Candlestick charts are the language of the market. Once you understand what each candle is telling you, you will never look at price the same way again.
What is a Candlestick?
A candlestick represents price movement over a specific time period. Every candle has four data points: the Open, High, Low, and Close — commonly abbreviated as OHLC.
The thick body of the candle shows you the range between the open and close price. The thin lines above and below (called wicks or shadows) show the high and low of that period.
Green vs Red Candles
A green (bullish) candle forms when the closing price is higher than the opening price. Buyers were in control. A red (bearish) candle forms when the closing price is lower than the opening price — sellers dominated that period.

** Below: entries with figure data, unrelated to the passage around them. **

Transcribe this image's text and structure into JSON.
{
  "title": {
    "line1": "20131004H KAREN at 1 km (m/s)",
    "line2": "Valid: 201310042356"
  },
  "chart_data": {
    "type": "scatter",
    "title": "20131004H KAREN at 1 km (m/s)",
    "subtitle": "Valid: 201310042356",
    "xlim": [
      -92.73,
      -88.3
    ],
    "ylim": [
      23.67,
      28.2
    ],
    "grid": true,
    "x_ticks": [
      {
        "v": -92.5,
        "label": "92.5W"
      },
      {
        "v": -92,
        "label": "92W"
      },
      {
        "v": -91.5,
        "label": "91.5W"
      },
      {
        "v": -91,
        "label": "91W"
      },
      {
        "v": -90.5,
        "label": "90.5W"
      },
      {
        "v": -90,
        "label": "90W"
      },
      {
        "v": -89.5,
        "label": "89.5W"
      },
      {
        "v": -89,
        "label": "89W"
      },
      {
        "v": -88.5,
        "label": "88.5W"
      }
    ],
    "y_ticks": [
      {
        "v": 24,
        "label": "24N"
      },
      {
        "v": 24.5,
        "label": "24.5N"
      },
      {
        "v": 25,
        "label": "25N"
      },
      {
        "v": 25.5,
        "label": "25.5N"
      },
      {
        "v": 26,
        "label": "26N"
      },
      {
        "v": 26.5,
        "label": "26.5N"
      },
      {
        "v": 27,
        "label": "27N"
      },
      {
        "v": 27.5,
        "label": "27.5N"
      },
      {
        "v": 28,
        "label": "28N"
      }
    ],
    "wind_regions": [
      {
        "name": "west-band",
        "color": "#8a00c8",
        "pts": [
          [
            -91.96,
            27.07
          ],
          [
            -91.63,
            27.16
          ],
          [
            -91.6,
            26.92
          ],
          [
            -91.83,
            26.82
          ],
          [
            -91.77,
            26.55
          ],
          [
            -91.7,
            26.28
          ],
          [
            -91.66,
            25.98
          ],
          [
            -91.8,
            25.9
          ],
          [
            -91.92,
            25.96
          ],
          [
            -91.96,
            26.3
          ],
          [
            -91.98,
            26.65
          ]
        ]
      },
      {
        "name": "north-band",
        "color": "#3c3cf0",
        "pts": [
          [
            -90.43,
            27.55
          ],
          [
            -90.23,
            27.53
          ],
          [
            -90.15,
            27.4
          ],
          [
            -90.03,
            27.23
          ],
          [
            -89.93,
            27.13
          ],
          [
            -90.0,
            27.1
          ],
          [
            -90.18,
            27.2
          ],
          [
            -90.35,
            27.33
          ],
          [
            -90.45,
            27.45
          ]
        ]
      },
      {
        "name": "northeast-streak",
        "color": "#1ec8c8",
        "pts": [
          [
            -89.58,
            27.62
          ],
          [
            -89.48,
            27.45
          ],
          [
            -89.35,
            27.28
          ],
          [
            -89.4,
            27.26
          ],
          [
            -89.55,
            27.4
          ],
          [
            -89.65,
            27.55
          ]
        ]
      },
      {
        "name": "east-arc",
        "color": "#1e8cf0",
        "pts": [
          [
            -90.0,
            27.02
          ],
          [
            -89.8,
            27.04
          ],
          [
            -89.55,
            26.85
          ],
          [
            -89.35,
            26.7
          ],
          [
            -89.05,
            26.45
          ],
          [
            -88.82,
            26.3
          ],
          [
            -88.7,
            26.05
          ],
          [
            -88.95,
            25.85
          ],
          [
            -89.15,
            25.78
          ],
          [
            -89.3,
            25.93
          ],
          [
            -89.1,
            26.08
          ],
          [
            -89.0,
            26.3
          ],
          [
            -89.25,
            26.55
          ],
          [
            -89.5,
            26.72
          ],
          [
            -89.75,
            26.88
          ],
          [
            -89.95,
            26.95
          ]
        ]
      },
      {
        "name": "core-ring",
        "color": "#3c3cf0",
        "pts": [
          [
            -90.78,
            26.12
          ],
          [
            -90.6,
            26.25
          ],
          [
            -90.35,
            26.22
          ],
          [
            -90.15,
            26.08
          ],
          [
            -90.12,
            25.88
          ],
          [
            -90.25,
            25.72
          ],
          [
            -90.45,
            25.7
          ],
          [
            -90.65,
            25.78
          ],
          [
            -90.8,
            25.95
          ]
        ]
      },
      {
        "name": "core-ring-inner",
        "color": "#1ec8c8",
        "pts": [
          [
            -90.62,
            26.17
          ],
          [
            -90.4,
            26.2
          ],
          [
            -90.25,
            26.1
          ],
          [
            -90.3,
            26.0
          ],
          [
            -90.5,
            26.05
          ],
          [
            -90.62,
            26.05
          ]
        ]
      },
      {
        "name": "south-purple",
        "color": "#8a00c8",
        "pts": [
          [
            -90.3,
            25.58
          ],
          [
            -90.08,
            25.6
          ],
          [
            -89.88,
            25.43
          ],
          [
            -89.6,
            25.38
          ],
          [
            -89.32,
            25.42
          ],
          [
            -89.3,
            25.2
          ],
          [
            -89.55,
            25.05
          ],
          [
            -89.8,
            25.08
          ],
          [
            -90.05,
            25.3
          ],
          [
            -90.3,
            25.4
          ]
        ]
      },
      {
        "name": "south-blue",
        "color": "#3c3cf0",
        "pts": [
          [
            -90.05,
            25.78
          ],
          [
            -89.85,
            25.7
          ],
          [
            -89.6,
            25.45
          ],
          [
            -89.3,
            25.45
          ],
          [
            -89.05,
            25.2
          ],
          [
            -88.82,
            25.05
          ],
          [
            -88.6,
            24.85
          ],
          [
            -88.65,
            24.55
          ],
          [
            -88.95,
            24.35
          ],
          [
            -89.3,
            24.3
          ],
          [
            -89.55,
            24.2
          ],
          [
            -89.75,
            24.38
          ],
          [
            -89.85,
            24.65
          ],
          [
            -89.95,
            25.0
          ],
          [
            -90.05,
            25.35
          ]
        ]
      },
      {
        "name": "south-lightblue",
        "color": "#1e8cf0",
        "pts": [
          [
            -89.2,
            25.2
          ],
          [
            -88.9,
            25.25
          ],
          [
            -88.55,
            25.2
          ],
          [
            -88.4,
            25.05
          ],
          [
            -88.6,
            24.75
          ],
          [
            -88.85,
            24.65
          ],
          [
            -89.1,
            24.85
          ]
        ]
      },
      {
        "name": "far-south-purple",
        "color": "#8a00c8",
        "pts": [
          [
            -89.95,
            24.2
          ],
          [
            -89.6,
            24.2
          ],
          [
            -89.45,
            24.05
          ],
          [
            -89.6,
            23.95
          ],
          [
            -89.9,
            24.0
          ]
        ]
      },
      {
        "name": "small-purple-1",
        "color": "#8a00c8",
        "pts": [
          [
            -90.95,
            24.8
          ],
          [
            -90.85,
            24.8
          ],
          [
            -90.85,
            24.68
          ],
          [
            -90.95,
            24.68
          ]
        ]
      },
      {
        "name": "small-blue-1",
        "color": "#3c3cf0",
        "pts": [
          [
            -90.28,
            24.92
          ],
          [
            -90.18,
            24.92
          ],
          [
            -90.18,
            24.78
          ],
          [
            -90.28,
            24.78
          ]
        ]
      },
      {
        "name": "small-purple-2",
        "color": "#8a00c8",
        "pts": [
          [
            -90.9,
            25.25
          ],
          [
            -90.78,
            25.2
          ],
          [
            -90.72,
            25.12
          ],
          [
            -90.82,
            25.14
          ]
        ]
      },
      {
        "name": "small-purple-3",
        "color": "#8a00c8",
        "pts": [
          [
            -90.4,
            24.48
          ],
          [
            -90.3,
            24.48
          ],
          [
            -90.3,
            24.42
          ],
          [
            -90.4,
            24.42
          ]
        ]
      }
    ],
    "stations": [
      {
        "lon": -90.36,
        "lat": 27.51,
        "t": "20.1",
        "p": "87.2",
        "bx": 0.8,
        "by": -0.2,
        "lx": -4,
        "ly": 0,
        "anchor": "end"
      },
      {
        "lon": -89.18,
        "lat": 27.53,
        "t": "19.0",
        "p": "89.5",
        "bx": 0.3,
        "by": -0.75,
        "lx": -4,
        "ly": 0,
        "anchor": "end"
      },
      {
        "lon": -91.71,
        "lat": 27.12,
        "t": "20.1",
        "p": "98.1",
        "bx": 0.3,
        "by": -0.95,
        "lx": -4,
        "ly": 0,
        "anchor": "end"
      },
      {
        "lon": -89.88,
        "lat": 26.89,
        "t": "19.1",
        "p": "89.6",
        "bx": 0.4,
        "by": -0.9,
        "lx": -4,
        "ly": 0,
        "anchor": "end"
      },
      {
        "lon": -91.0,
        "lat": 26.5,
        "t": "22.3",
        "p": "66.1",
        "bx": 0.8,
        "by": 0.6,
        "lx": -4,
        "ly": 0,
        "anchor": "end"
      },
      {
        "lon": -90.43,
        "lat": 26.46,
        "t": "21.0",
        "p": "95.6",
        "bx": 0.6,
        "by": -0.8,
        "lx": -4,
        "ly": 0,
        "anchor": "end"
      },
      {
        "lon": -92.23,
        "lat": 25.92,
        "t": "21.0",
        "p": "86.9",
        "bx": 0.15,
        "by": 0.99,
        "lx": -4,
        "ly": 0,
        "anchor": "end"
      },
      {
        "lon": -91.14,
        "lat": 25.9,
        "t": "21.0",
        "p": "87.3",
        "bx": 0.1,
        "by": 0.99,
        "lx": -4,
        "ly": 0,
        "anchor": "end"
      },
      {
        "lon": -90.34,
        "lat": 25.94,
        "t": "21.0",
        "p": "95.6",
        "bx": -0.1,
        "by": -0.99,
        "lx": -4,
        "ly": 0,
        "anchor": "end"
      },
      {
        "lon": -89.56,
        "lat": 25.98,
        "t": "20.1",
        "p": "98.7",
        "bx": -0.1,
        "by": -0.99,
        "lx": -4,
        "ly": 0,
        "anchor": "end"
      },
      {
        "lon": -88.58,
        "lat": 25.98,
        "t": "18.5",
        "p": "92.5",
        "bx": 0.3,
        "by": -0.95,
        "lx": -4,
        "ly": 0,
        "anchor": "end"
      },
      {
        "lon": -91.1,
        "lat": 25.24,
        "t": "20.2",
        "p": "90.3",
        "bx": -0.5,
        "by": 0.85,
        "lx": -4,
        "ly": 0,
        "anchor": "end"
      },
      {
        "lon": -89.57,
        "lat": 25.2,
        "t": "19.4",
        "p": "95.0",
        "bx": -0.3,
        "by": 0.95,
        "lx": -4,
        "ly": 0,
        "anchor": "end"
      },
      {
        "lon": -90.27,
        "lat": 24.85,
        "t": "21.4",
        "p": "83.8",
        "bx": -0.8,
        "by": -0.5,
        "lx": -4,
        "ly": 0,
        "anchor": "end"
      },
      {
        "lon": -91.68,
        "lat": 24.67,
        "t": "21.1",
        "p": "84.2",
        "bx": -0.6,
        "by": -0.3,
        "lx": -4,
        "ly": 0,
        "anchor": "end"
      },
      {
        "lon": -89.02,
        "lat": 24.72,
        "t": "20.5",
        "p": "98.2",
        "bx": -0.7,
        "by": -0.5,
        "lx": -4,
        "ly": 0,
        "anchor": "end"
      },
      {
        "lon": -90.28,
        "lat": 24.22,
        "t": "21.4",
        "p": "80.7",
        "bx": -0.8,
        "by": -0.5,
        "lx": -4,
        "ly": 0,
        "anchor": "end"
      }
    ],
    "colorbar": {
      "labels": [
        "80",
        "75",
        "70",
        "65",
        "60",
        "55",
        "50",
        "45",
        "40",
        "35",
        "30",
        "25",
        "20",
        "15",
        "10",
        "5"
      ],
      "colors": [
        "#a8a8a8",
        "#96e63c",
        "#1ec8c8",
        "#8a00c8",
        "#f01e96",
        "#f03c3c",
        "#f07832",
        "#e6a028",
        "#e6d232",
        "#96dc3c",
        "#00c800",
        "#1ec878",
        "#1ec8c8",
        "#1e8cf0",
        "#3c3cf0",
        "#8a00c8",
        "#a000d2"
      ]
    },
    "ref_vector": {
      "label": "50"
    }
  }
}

The Most Important Candlestick Patterns
1. Doji
A Doji has almost no body — the open and close are nearly the same. It signals indecision. When you see a Doji after a strong trend, it often means the trend is losing strength.
2. Hammer
A Hammer has a small body at the top and a long lower wick. It appears at the bottom of a downtrend and signals a potential reversal. Buyers stepped in and pushed price back up from the lows.
3. Shooting Star
The opposite of a Hammer. Small body at the bottom, long upper wick. Appears at the top of an uptrend — sellers rejected higher prices aggressively.
4. Engulfing Pattern
A Bullish Engulfing pattern occurs when a large green candle completely engulfs the previous red candle. It is one of the strongest reversal signals in technical analysis.
How to Use Candlesticks in Real Trading
Never trade a candlestick pattern in isolation. Always confirm with:
- Key support or resistance levels
- Volume — high volume confirmation makes the signal stronger
- Higher timeframe context — is the overall trend in your favour?
A Hammer at a key support level on high volume is far more reliable than a Hammer appearing randomly in the middle of a trend.
Practice Makes Perfect
Spend 15 minutes every evening reviewing the day's candlestick charts on NSE stocks. Over time, you will develop an instinct for reading price action that no indicator can replicate.